Una vez vino al colegio una señora a darnos una charla. Creo recordar que era escritora o algo por el estilo…
El caso es que empezó a presumir de su gran expediente académico en no-se-qué carrera universitaria de medio pelo en una universidad de poca monta.
No puedo recordar de qué había venido a hablarnos exactamente, pero si me acuerdo de cómo nos explicó que, durante su etapa académica, jamás había suspendido un examen. Por aquel entonces yo tampoco lo había hecho –debía de tener unos doce o trece años- pero, ¡demonios!, aquello me hizo desconfiar de ella, igual que me pasaría años después con los abstemios.
La charla en sí fue aburrida y, siendo franco, apenas puedo recordar tres o cuatro tonterías de la misma. Sin embargo, cuando la ponencia tocaba su fin, aquella señora decidió adoptar un tono más distendido. Optó por contarnos algunas anécdotas de su laboriosa carrera, y entre ellas hubo una que a mi me llamó especialmente la atención. Como nunca en su vida había suspendido un examen, decidió, una vez se hubo licenciado, presentarse a un examen de no-se-qué mierda de asignatura sin estudiar absolutamente nada y darse el gustazo de suspender. Nos relató con todo lujo de detalles cómo se inventó teorías, autores, demostraciones… Todo en un tono de sonrisa jocosa, como intentando impresionarnos diciendo: ‘’hey hey miradme en el fondo soy igual de pillo que vosotros’’.
Aquello me hizo reflexionar. Desde pequeño siempre he sido una persona bastante reflexiva, de las que piensan mucho las cosas después en lugar de antes. Me di cuenta de que yo tampoco había suspendido nunca pero, sin embargo, mi clase estaba llena de niños que suspendían montones de asignaturas aunque tuvieran trece años. En mi clase había personas que habían repetido, y yo las respetaba, no las odiaba por ello. Pensé que aquella anécdota quizá pudiese habido ofenderles, así que miré a algunos de ellos. Todos aplaudían y reían como hienas, aclamando a aquella mediocre mujer que quiso chulearse delante de unos pre-púberes de colegio subvencionado. Sus aplausos y carcajadas no hacían más que alimentar el fuego de aquella hoguera de soberbia y prepotencia. No tenía en nada en contra de aquella señora pero, ¿qué formas eran aquellas? ¿Acaso no pensó en aquellos niños? Yo debía de tener unos trece años, pero sabía que aquello no era justo.
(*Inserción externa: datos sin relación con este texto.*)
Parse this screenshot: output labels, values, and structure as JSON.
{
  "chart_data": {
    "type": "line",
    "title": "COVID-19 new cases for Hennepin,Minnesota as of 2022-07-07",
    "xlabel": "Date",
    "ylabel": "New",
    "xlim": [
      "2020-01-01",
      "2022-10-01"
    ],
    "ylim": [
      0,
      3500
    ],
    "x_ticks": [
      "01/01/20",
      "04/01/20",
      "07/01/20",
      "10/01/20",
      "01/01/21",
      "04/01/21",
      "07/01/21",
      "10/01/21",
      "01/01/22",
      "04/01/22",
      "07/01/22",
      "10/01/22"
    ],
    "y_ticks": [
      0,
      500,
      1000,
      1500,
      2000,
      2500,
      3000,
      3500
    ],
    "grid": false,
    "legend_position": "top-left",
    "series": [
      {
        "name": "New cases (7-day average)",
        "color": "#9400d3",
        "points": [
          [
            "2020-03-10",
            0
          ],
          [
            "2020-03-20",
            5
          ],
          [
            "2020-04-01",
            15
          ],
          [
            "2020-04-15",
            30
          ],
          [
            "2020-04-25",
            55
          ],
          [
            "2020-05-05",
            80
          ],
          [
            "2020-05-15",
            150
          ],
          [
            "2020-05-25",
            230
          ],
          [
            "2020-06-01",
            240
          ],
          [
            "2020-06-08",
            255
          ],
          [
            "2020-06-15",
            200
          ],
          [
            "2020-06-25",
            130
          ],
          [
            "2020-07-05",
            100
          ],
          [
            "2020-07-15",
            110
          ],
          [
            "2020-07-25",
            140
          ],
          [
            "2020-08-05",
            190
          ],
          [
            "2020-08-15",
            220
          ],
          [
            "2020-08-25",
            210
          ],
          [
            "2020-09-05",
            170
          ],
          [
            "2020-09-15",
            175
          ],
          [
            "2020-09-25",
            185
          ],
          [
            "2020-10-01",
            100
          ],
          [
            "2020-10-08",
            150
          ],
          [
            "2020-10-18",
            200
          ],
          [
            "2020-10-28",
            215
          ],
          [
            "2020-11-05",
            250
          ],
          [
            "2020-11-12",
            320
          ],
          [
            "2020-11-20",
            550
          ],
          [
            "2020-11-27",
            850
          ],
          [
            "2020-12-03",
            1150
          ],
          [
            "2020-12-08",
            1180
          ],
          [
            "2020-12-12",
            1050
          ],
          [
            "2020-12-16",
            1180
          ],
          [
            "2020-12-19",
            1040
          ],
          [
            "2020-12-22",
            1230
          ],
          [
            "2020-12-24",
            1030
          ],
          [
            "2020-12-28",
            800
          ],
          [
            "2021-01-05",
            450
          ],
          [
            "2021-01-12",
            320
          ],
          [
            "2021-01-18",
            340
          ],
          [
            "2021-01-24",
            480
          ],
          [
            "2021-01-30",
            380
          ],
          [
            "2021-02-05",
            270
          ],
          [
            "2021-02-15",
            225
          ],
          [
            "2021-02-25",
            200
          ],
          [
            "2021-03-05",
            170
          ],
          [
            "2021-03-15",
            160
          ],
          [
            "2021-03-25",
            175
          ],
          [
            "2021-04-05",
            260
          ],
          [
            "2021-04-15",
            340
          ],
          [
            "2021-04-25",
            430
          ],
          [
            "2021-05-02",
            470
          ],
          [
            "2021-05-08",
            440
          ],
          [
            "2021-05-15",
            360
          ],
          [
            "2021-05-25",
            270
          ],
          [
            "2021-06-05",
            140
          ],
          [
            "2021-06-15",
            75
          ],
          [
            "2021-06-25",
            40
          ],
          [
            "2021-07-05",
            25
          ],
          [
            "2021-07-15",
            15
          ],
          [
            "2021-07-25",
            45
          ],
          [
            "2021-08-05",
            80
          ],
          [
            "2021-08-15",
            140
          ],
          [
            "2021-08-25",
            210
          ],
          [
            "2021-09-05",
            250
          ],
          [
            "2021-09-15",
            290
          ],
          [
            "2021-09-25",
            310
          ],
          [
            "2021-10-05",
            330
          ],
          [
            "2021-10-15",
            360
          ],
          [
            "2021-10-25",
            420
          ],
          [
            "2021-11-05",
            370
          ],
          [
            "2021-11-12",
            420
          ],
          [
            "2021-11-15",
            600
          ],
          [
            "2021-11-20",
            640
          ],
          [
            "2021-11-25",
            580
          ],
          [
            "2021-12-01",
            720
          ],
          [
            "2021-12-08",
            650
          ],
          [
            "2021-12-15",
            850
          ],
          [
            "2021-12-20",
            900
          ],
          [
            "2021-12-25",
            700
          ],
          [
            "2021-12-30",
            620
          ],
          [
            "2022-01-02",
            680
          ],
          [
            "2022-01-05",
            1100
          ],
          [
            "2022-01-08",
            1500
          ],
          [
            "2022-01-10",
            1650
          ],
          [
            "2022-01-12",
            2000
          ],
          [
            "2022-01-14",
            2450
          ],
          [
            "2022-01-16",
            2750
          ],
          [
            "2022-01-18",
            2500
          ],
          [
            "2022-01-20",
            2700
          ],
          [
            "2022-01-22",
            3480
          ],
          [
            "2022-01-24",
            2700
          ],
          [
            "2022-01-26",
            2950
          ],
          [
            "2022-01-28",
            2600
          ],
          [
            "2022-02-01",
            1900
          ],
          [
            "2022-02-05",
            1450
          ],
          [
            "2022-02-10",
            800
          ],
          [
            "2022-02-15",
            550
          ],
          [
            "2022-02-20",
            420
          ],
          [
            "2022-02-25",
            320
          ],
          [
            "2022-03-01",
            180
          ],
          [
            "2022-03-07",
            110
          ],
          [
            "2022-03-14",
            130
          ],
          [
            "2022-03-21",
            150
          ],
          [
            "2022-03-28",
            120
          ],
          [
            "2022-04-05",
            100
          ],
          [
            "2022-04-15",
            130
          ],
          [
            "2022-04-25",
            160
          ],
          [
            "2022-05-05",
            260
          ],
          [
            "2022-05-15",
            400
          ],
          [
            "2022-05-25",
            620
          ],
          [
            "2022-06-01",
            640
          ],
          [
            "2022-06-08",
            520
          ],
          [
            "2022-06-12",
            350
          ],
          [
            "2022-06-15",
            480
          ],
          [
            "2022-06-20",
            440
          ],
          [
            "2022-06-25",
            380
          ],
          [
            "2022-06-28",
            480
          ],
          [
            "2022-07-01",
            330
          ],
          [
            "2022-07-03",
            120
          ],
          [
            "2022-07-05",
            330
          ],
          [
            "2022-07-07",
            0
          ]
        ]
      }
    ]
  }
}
Ahora esos niños y niñas que se reían estudian carreras, ocupan puestos de trabajo, otros están parados y seguro que ninguno se ha parado a pensar en lo que dijo aquella señora esa tarde.
Para ella debió de ser un triunfo, se debió de ir a casa recreándose en su magnífica ponencia en aquel colegio, un gran reconocimiento después de toda una vida de esfuerzo y dedicación al estudio y a lo que Dios quiera que se dedicase aquella señora.